新建maven项目
导入依赖
<project xmlns="http://maven.apache.org/POM/4.0.0" xmlns:xsi="http://www.w3.org/2001/XMLSchema-instance" xsi:schemaLocation="http://maven.apache.org/POM/4.0.0 http://maven.apache.org/xsd/maven-4.0.0.xsd">
<modelVersion>4.0.0</modelVersion>
<groupId>com.100</groupId>
<artifactId>MRHbasetest</artifactId>
<version>0.0.1-SNAPSHOT</version>
<dependencies>
<dependency>
<groupId>org.apache.hadoop</groupId>
<artifactId>hadoop-client</artifactId>
<version>2.7.3</version>
</dependency>
<!-- https://mvnrepository.com/artifact/org.apache.hbase/hbase-client -->
<dependency>
<groupId>org.apache.hbase</groupId>
<artifactId>hbase-client</artifactId>
<version>1.2.0</version>
</dependency>
<!-- https://mvnrepository.com/artifact/org.apache.hbase/hbase-server -->
<dependency>
<groupId>org.apache.hbase</groupId>
<artifactId>hbase-server</artifactId>
<version>1.2.0</version>
</dependency>
</dependencies>
</project>
添加配置文件
(core-site.xml,hbase.site.xml,log4j.properties)
core-site.xml
<?xml version="1.0" encoding="UTF-8"?>
<?xml-stylesheet type="text/xsl" href="configuration.xsl"?>
<!--
Licensed under the Apache License, Version 2.0 (the "License");
you may not use this file except in compliance with the License.

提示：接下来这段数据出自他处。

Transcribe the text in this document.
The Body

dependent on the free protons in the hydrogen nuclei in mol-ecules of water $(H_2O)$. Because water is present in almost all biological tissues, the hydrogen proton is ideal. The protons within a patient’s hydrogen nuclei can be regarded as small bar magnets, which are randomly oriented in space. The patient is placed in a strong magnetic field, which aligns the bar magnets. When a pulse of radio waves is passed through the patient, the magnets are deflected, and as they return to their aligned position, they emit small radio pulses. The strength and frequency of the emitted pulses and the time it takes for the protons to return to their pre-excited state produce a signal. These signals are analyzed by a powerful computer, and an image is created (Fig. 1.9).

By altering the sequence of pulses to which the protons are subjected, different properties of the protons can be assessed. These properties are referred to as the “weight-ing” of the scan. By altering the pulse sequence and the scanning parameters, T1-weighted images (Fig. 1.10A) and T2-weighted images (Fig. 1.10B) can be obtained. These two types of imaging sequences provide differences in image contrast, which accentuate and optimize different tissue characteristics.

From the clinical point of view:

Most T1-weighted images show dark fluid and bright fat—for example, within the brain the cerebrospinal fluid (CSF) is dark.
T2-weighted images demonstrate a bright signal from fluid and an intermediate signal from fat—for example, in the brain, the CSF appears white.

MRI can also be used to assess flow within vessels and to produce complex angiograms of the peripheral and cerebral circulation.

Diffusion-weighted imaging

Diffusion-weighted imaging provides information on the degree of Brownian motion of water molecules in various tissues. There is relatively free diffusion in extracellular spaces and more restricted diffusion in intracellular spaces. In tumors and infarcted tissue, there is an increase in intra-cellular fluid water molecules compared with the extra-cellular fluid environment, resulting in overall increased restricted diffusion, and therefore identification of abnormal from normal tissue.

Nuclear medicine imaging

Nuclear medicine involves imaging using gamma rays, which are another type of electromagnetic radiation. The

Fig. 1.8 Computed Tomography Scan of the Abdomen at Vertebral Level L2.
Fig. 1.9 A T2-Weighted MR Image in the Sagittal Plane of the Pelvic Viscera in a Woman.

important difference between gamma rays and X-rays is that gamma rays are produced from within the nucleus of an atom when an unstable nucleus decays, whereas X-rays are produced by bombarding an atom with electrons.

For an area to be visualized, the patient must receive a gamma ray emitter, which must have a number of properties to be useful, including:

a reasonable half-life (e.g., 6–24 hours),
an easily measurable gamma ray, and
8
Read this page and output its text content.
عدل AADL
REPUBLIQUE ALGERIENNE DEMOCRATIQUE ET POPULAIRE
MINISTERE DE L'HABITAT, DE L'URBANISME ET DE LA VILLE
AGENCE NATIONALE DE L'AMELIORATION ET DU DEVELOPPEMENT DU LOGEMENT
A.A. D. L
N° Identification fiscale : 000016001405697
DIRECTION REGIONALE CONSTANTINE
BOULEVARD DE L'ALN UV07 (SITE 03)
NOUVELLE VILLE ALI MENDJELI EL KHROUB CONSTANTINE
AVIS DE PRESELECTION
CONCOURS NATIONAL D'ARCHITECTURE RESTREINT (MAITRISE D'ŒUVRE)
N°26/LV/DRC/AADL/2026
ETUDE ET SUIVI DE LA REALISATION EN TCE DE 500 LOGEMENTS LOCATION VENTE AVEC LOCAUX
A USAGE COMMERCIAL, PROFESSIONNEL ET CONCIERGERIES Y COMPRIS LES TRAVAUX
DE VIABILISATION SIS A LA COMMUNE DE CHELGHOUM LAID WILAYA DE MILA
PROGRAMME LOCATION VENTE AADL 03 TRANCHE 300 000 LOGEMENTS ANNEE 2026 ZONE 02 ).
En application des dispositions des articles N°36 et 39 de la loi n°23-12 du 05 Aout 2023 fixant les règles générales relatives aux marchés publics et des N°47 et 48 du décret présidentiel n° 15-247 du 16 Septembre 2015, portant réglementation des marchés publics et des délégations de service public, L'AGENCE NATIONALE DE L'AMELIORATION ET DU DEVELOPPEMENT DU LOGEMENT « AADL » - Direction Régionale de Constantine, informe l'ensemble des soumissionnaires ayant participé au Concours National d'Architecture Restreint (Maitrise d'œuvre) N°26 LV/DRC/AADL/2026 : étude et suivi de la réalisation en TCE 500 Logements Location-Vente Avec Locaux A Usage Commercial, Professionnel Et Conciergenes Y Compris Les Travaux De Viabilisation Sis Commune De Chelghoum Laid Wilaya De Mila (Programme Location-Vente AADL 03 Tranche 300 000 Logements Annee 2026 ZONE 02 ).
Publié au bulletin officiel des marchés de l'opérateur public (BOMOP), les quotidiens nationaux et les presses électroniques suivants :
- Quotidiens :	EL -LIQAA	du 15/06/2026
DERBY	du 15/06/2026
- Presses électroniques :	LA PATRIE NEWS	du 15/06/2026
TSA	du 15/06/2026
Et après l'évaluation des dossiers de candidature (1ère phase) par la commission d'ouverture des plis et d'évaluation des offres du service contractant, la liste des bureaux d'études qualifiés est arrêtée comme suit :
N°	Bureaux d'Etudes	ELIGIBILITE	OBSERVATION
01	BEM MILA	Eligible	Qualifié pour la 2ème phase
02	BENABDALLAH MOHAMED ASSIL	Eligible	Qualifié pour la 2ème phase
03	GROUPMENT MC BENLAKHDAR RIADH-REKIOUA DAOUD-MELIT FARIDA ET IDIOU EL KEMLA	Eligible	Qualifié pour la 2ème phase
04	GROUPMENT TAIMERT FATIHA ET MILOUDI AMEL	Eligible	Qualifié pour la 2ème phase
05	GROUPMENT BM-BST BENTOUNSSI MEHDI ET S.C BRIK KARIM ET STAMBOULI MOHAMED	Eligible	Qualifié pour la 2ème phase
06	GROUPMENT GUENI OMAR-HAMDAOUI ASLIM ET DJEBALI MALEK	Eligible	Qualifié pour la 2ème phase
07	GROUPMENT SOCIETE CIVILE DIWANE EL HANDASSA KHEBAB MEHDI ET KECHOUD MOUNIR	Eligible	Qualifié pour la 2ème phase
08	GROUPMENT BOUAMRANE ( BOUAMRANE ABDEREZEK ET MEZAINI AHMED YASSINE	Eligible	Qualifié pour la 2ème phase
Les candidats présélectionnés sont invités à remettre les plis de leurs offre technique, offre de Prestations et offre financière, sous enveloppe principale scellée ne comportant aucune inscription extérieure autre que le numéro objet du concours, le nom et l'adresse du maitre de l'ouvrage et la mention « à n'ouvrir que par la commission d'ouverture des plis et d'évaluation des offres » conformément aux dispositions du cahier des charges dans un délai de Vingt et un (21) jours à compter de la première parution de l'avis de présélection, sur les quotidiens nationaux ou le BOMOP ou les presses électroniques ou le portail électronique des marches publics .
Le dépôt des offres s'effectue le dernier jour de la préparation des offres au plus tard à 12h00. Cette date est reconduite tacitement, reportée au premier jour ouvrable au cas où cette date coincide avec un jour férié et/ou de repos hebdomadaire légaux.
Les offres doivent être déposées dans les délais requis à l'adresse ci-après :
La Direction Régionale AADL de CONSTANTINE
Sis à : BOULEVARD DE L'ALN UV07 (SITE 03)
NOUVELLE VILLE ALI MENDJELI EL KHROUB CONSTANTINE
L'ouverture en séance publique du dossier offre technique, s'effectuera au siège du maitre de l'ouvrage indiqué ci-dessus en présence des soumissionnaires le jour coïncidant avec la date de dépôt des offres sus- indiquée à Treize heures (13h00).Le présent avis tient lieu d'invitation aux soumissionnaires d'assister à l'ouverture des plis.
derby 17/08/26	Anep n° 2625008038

You may obtain a copy of the License at
http://www.apache.org/licenses/LICENSE-2.0
Unless required by applicable law or agreed to in writing, software
distributed under the License is distributed on an "AS IS" BASIS,
WITHOUT WARRANTIES OR CONDITIONS OF ANY KIND, either express or implied.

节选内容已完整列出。